Posted: 16/07/2019

Last maker of 1,000-year-old Swaledale on the brink


Swaledale Cheese Company has shut down and let go its staff but administrators are seeking a buyer to save it

The future of Swaledale cheese – which has a thousand-year history and is protected under EU law – was in the balance last month after the country’s only producer was put into liquidation.

Swaledale Cheese Company was forced to make all three of its staff redundant and call in administrator FRP Advisory in April. The administrator said in a statement that the company had been hit by “financial pressures, following a downturn in production.”

“Every effort was made to save the company, however its cash position unfortunately meant the only remaining option was to close the business,” said Martyn Pullin, partner at FRP Advisory. 

As FFD went to press, FRP said it was in advanced negotiations with a purchaser to buy the business, but the assets were also up for auction in case these negotiations failed.

Set up in 1987 by David and Mandy Reed, the Swaledale Cheese Company revived the production of the semi-hard, crumbly cheese, which can trace its history back to the 11th century – when Norman monks started making sheep’s milk cheeses in the Yorkshire Dales. 

The company secured two PDOs for the cheese in 1996, covering cows’ and ewes’ milk versions, but was beset by misfortune the following years. David Reed died suddenly in 2005, while Mandy Reed died in a tragic accident in 2012. The company was subsequently run by their two children Sam and Louise, who made around 1.75 tonnes of cheese a week, including both types of Swaledale, as well as blue and flavoured versions, and a smoked goat’s cheese. Customers included Waitrose, Selfridges, John Lewis, indie retailers and restaurants.

Richard Holmes, owner of Yorkshire cheese wholesaler Cryer & Stott, said the closure had come as a shock.  

“To lose that sort of history can’t be taken lightly,” he said. “It leaves a big gap in the artisan side for cheese in Yorkshire.

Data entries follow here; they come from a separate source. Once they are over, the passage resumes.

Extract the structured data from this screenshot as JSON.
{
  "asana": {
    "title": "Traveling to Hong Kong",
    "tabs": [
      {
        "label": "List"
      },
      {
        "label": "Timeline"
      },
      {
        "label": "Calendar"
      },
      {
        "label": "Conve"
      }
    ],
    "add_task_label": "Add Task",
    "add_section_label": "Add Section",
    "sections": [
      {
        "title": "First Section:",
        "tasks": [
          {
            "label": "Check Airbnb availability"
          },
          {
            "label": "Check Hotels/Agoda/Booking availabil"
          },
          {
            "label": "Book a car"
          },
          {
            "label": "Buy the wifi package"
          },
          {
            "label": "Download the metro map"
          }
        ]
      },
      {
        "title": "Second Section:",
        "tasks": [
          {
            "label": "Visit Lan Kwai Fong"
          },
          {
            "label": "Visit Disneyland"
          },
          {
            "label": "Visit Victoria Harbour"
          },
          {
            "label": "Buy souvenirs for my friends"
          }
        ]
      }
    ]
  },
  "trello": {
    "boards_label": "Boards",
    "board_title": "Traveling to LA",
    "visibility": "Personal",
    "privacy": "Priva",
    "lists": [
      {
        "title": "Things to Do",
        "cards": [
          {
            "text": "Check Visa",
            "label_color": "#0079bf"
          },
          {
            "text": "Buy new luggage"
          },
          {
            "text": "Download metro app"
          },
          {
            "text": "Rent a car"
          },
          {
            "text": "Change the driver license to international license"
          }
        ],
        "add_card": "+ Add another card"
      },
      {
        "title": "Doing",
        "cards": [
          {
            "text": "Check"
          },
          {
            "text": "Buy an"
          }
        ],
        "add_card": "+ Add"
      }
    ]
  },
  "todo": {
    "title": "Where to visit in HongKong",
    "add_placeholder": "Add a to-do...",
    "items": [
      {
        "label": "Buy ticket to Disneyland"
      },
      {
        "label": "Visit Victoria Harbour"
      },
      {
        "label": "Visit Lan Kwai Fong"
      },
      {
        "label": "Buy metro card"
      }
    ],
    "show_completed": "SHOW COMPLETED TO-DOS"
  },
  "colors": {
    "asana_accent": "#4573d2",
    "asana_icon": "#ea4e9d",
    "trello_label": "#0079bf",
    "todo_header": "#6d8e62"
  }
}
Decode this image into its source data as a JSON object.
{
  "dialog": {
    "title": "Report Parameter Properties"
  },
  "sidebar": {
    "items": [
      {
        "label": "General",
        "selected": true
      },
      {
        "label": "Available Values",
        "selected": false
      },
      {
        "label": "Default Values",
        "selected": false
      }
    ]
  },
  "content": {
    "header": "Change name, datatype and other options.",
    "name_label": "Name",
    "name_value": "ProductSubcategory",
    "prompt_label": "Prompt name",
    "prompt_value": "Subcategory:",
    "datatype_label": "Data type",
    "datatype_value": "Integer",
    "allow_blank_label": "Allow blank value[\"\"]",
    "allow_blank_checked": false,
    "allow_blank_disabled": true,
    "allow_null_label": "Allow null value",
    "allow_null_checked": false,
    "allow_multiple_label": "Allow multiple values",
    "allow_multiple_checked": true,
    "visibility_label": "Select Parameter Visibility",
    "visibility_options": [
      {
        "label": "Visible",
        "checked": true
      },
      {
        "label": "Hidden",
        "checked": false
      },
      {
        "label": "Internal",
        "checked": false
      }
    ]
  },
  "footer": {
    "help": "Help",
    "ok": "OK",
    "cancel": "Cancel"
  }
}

We supply a lot into restaurants, and Swaledale was always a cornerstone of a great Yorkshire cheeseboard.” 

At Settle-based The Courtyard Dairy, owner Andy Swinscoe said that Swaledale sheep’s milk cheese was once “as iconic as Wensleydale in Yorkshire”.

“But it’s fallen out of favour over time,” he said. “Twenty years ago, there were very few sheep’s milk cheeses made in the UK, but there’s more competition now, both from small farm producers and larger dairies.”